A grande diferença neste modo é a possibilidade de selecionar modificadores de jogo, que são desbloqueados na Vault com os cubos ocultos que encontramos ao longo dos níveis. Ainda na Vault, encontramos o Hero Lab, que como o próprio nome indica permite editar o nosso super-herói com habilidades que são desbloqueadas através da experiência obtida ao concluirmos cada nível.
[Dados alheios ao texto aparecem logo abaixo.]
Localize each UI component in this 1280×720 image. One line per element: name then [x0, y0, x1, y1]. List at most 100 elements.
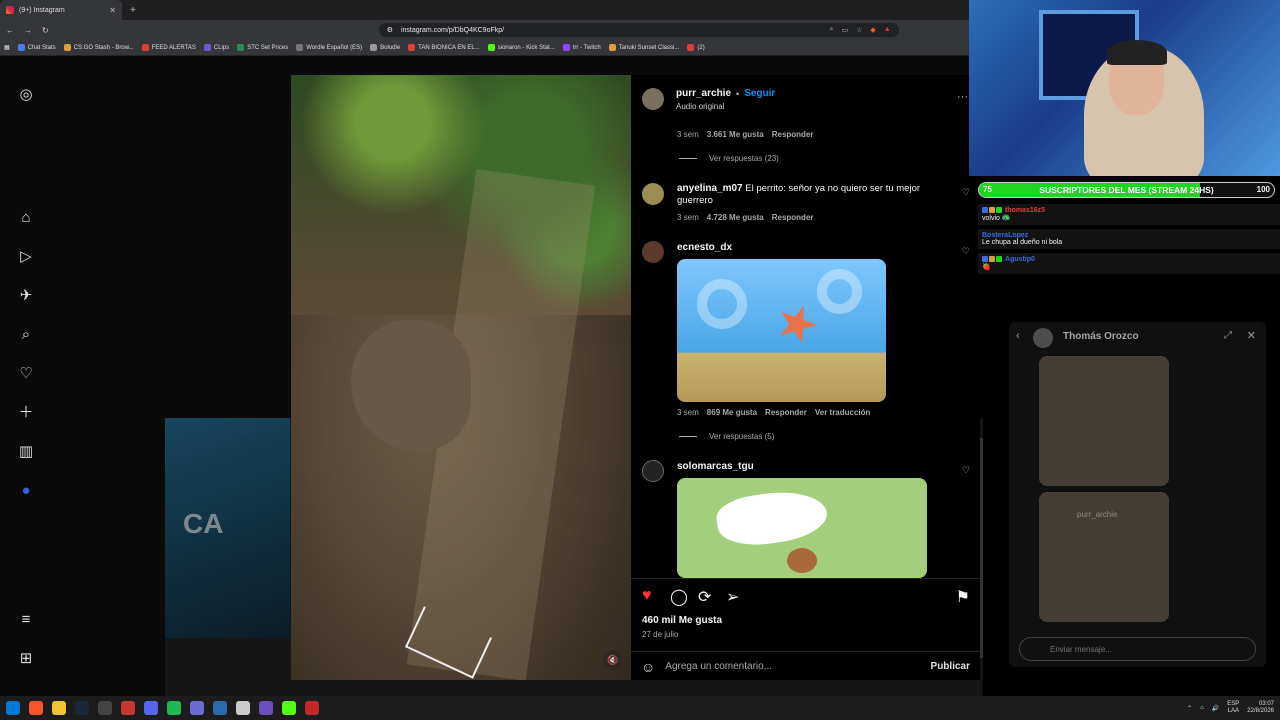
publish-button[interactable]: Publicar: [931, 661, 970, 672]
volume-icon[interactable]: 🔊: [1212, 705, 1219, 712]
mute-icon[interactable]: 🔇: [603, 650, 623, 670]
bookmark-item[interactable]: Boludle: [370, 44, 400, 51]
audio-label[interactable]: Audio original: [676, 102, 724, 111]
search-icon[interactable]: ⌕: [17, 326, 35, 344]
comment-like-icon[interactable]: ♡: [962, 187, 970, 198]
steam-icon[interactable]: [75, 701, 89, 715]
also-from-meta-icon[interactable]: ⊞: [17, 650, 35, 668]
brave-rewards-icon[interactable]: ▲: [884, 26, 891, 34]
apps-icon[interactable]: ▦: [4, 44, 10, 51]
dm-title[interactable]: Thomás Orozco: [1063, 331, 1139, 342]
reload-icon[interactable]: ↻: [42, 26, 49, 35]
comment-like-icon[interactable]: ♡: [962, 246, 970, 257]
comment-icon[interactable]: ◯: [670, 587, 688, 607]
reels-icon[interactable]: ▷: [17, 248, 35, 266]
bookmark-item[interactable]: Wordle Español (ES): [296, 44, 362, 51]
commenter-username[interactable]: anyelina_m07: [677, 183, 743, 194]
bookmark-item[interactable]: (2): [687, 44, 705, 51]
notifications-heart-icon[interactable]: ♡: [17, 365, 35, 383]
back-chevron-icon[interactable]: ‹: [1016, 330, 1020, 342]
more-menu-icon[interactable]: ≡: [17, 611, 35, 629]
file-explorer-icon[interactable]: [52, 701, 66, 715]
app-icon[interactable]: [98, 701, 112, 715]
profile-avatar[interactable]: ●: [17, 482, 35, 500]
author-username[interactable]: purr_archie: [676, 88, 731, 99]
reply-button[interactable]: Responder: [772, 213, 814, 222]
brave-browser-icon[interactable]: [29, 701, 43, 715]
create-plus-icon[interactable]: ＋: [17, 404, 35, 422]
forward-icon[interactable]: →: [24, 26, 32, 35]
clock[interactable]: 03:07 22/8/2026: [1247, 701, 1274, 715]
chrome-icon[interactable]: [121, 701, 135, 715]
address-bar[interactable]: ⚙ instagram.com/p/DbQ4KC9oFkp/ ⌕ ▭ ☆ ◆ ▲: [378, 23, 899, 37]
share-icon[interactable]: ➢: [726, 587, 739, 607]
bookmark-item[interactable]: FEED ALERTAS: [141, 44, 196, 51]
commenter-username[interactable]: ecnesto_dx: [677, 242, 732, 253]
view-replies[interactable]: Ver respuestas (23): [679, 154, 779, 163]
likes-count[interactable]: 460 mil Me gusta: [642, 615, 722, 626]
app-icon[interactable]: [213, 701, 227, 715]
dm-shared-media[interactable]: [1039, 356, 1169, 486]
comment-likes[interactable]: 4.728 Me gusta: [707, 213, 764, 222]
spotify-icon[interactable]: [167, 701, 181, 715]
tray-chevron-icon[interactable]: ⌃: [1187, 705, 1192, 712]
comment-gif-spongebob[interactable]: [677, 259, 886, 402]
bookmark-item[interactable]: Tanuki Sunset Classi...: [608, 44, 679, 51]
post-video[interactable]: 🔇: [291, 75, 631, 680]
browser-tab-instagram[interactable]: (9+) Instagram ✕: [0, 0, 122, 20]
author-avatar[interactable]: [642, 88, 664, 110]
view-replies[interactable]: Ver respuestas (5): [679, 432, 774, 441]
bookmark-item[interactable]: trr - Twitch: [562, 44, 601, 51]
app-icon[interactable]: [305, 701, 319, 715]
app-icon[interactable]: [190, 701, 204, 715]
bookmark-item[interactable]: sionaron - Kick Stat...: [487, 44, 555, 51]
dm-shared-media[interactable]: purr_archie: [1039, 492, 1169, 622]
discord-icon[interactable]: [144, 701, 158, 715]
home-icon[interactable]: ⌂: [17, 209, 35, 227]
reply-button[interactable]: Responder: [772, 130, 814, 139]
like-heart-icon[interactable]: ♥: [642, 587, 652, 605]
bookmark-star-icon[interactable]: ☆: [856, 26, 862, 34]
commenter-username[interactable]: solomarcas_tgu: [677, 461, 754, 472]
follow-button[interactable]: Seguir: [744, 88, 775, 99]
direct-messages-icon[interactable]: ✈: [17, 287, 35, 305]
comment-like-icon[interactable]: ♡: [962, 465, 970, 476]
app-icon[interactable]: [236, 701, 250, 715]
expand-icon[interactable]: ⤢: [1224, 330, 1232, 341]
comment-input[interactable]: Agrega un comentario...: [665, 661, 772, 672]
app-icon[interactable]: [259, 701, 273, 715]
more-options-icon[interactable]: ···: [957, 91, 968, 103]
comment-likes[interactable]: 869 Me gusta: [707, 408, 757, 417]
commenter-avatar[interactable]: [642, 183, 664, 205]
commenter-avatar[interactable]: [642, 241, 664, 263]
repost-icon[interactable]: ⟳: [698, 587, 711, 607]
close-icon[interactable]: ✕: [1247, 329, 1256, 342]
close-tab-icon[interactable]: ✕: [109, 6, 116, 15]
language-indicator[interactable]: ESP LAA: [1227, 701, 1239, 715]
save-bookmark-icon[interactable]: ⚑: [956, 587, 970, 607]
dm-avatar[interactable]: [1033, 328, 1053, 348]
cast-icon[interactable]: ▭: [841, 26, 848, 34]
site-info-icon[interactable]: ⚙: [387, 26, 393, 34]
instagram-logo-icon[interactable]: ◎: [17, 86, 35, 104]
bookmark-item[interactable]: CS:GO Stash - Brow...: [63, 44, 134, 51]
bookmark-item[interactable]: TAN BIONICA EN EL...: [408, 44, 480, 51]
see-translation-button[interactable]: Ver traducción: [815, 408, 871, 417]
comment-likes[interactable]: 3.661 Me gusta: [707, 130, 764, 139]
windows-start-icon[interactable]: [6, 701, 20, 715]
emoji-icon[interactable]: ☺: [641, 659, 655, 675]
network-icon[interactable]: ⌂: [1200, 705, 1204, 711]
kick-icon[interactable]: [282, 701, 296, 715]
bookmark-item[interactable]: Chat Stats: [17, 44, 56, 51]
back-icon[interactable]: ←: [6, 26, 14, 35]
dashboard-icon[interactable]: ▥: [17, 443, 35, 461]
commenter-avatar[interactable]: [642, 460, 664, 482]
brave-shield-icon[interactable]: ◆: [870, 26, 875, 34]
reply-button[interactable]: Responder: [765, 408, 807, 417]
new-tab-icon[interactable]: +: [130, 5, 136, 16]
bookmark-item[interactable]: STC Set Prices: [237, 44, 288, 51]
bookmark-item[interactable]: CLips: [203, 44, 229, 51]
zoom-icon[interactable]: ⌕: [830, 26, 834, 34]
dm-message-input[interactable]: Enviar mensaje...: [1019, 637, 1256, 661]
comment-gif-cartoon[interactable]: [677, 478, 927, 578]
Mesmo quando somos derrotados, os nossos heróis continuam a evoluir e adquirem novas habilidades que vão desde elementos passivos, tais como uma regeneração mais rápida ou maior agilidade, até ao aumento de HP e até variações de cores. Estas variações inspiram-se quer nos Comics da Marvel como nos crossovers da CAPCOM, por exemplo, a armadura azul escura e clara do Iron Man é uma clara referência às cores do Megaman.
Por muito competente que Marvel Cosmic Invasion seja no que faz, é impossível ignorar que o jogo está longe de exigir algo de relevante em hardware moderno. Não vai pôr nenhum PC a trabalhar seriamente, seja um sistema recente, uma máquina mais antiga ou até dispositivos portáteis como a Steam Deck ou a ROG Ally. Na verdade, parece quase talhado exclusivamente para este tipo de plataformas. Em todas, o jogo corre sempre na resolução nativa a 60 FPS, que é, aliás, a única taxa disponível. Uma ótima noticia para todos os nossos leitores é que o jogo suporta idiomas por texto em diversas línguas onde consta o português do Brasil.

Apesar de funcional, o leque de opções gráficas é extraordinariamente limitado. Para além da resolução, o jogo apenas oferece alguns filtros de ecrã. Podemos optar pela pixel art limpa ou pelos filtros CRT e CRT curvo, que emulam scanlines e cantos arredondados, mas fica a sensação de que a produção podia ter ido mais longe. A ausência de bezels de Arcade ou de TV, algo tão simples quanto essencial para quem procura a estética retro plena não foram incluídos neste pacote de luxo.

Marvel Cosmic Invasion insere-se no já reconhecido catálogo da dupla DotEmu/Tribute Games. É competente na homenagem que presta à era clássica. A viagem é nostálgica, sim, mas também excessivamente segura, demasiado fiel à fonte, ao ponto de limitar a própria criatividade do jogo. Apesar disto, não deixa de ser um forte candidato dentro do género. Num 2025 extremamente competitivo, este jogo destaca-se mais por uma execução extremamente polida e um elenco de personagens variado e em muitos casos, diria mesmo único. Talvez, se tivesse sido lançado alguns meses mais cedo, tivesse conseguido um lugar entre os nomeados de Geoff Keighley quer pela sua ousadia, como por uma competência sólida de adamantium. Por isso quem procura ação direta, pancadaria contra insetos humanoides, sentinelas e criaturas galácticas, seja a solo ou com amigos de todos os cantos do planeta, o jogo sem dúvida cumpre as suas funções mesmo num mercado bastante preenchido.